It took me a few attempts to read this because it kept pissing me off, but it was worth it. Sadly, I don't see this situation working out this season (or at least until the Astros games begin).
Really poor timing on the Rockets & Astros part - trying to get fans behind two very young teams while preventing 60% of the viewing area from seeing them.
http://blog.chron.com/ultimateastros/20 ... -progress/
Excerpt below:
Just as expectations escalate and tempers flare at the midpoint of the NBA season with the clock ticking toward baseball’s spring training, words and emotions fly thick and fast in Houston’s latest spectator sport: chatting, speculating and grousing about the carriage developments, or not, of Comcast SportsNet Houston.
Officials with the CSN Houston partners – the Rockets, Astros and NBC Sports Group – and the highest-profile carriage holdout – DirecTV – late last week issued their most pointed statements on the matter – ironically, at the same time a new round of conspiracy theories muddied the waters of a complicated, hot-button issue.
The bottom line remains as it has been since the network launched in October: CSN Houston is available in about 40 percent of the 2.2 million TV households in the Houston area, with no Rockets games on DirecTV, Dish or AT&T U-verse and limited cable carriage other than Comcast and a few small area systems as Astros season nears.
The network partners aren’t happy. Distributors aren’t pleased. And fans, particularly die-hard Rockets fans missing games because they don’t subscribe to Comcast, are looking for someone with whom to be angry.
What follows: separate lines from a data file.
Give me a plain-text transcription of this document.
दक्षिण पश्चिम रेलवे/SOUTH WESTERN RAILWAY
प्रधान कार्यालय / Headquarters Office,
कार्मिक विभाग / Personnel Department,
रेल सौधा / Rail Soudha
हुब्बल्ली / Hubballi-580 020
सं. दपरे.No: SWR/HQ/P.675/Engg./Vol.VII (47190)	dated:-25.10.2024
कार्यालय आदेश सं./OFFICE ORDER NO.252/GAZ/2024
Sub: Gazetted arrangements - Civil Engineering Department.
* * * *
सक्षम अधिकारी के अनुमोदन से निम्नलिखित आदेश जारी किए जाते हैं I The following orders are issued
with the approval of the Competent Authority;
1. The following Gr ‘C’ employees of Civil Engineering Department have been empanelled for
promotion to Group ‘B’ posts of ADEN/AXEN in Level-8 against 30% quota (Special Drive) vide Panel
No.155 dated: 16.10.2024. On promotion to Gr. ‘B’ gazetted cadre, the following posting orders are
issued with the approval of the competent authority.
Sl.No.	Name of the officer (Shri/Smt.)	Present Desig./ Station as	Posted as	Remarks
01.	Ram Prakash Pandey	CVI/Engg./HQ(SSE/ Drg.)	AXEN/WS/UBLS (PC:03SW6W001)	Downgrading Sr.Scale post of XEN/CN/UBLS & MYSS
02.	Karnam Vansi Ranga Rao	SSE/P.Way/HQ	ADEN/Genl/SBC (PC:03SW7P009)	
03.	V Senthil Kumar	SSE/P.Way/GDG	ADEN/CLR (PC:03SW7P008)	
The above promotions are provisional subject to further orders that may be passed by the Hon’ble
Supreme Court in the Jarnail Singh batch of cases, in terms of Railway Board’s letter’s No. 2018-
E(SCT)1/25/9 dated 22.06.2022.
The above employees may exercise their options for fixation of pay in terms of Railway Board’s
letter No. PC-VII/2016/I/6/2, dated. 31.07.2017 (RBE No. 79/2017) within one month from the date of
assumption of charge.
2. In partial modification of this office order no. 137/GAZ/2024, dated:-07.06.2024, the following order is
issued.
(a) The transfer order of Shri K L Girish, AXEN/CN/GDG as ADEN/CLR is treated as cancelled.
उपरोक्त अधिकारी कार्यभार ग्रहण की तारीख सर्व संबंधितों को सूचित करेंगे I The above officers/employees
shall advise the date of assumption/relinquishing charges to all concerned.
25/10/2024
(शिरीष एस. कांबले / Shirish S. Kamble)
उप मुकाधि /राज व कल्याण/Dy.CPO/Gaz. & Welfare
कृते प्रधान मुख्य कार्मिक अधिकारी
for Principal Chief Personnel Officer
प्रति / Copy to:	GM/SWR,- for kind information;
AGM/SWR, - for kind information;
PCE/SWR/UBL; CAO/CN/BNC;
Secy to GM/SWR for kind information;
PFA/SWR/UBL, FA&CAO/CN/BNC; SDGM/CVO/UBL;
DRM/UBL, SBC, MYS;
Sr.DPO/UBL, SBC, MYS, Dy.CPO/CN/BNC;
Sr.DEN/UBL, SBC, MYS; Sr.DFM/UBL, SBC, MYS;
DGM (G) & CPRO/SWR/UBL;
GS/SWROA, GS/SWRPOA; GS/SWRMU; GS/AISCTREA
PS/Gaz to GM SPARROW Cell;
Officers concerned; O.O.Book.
“You can’t be a fan or customer of the team and in some way not be affected by the issue of television distribution,” said Rockets CEO Tad Brown. “Absolutely every single conversation I have in some form or fashion ends up with a conversation about distribution.
“And I appreciate that. I want to have those conversations.”
The issue remains money. CSN Houston wants what it thinks is fair market value – reportedly topping out at about $3.40 per subscriber per month in Greater Houston – and availability on expanded basic cable and satellite in Texas, Louisiana, Oklahoma, Arkansas and part of New Mexico.
And the teams and the network are not shy about pulling out every emotional stop to get fans riled up at reluctant distributors.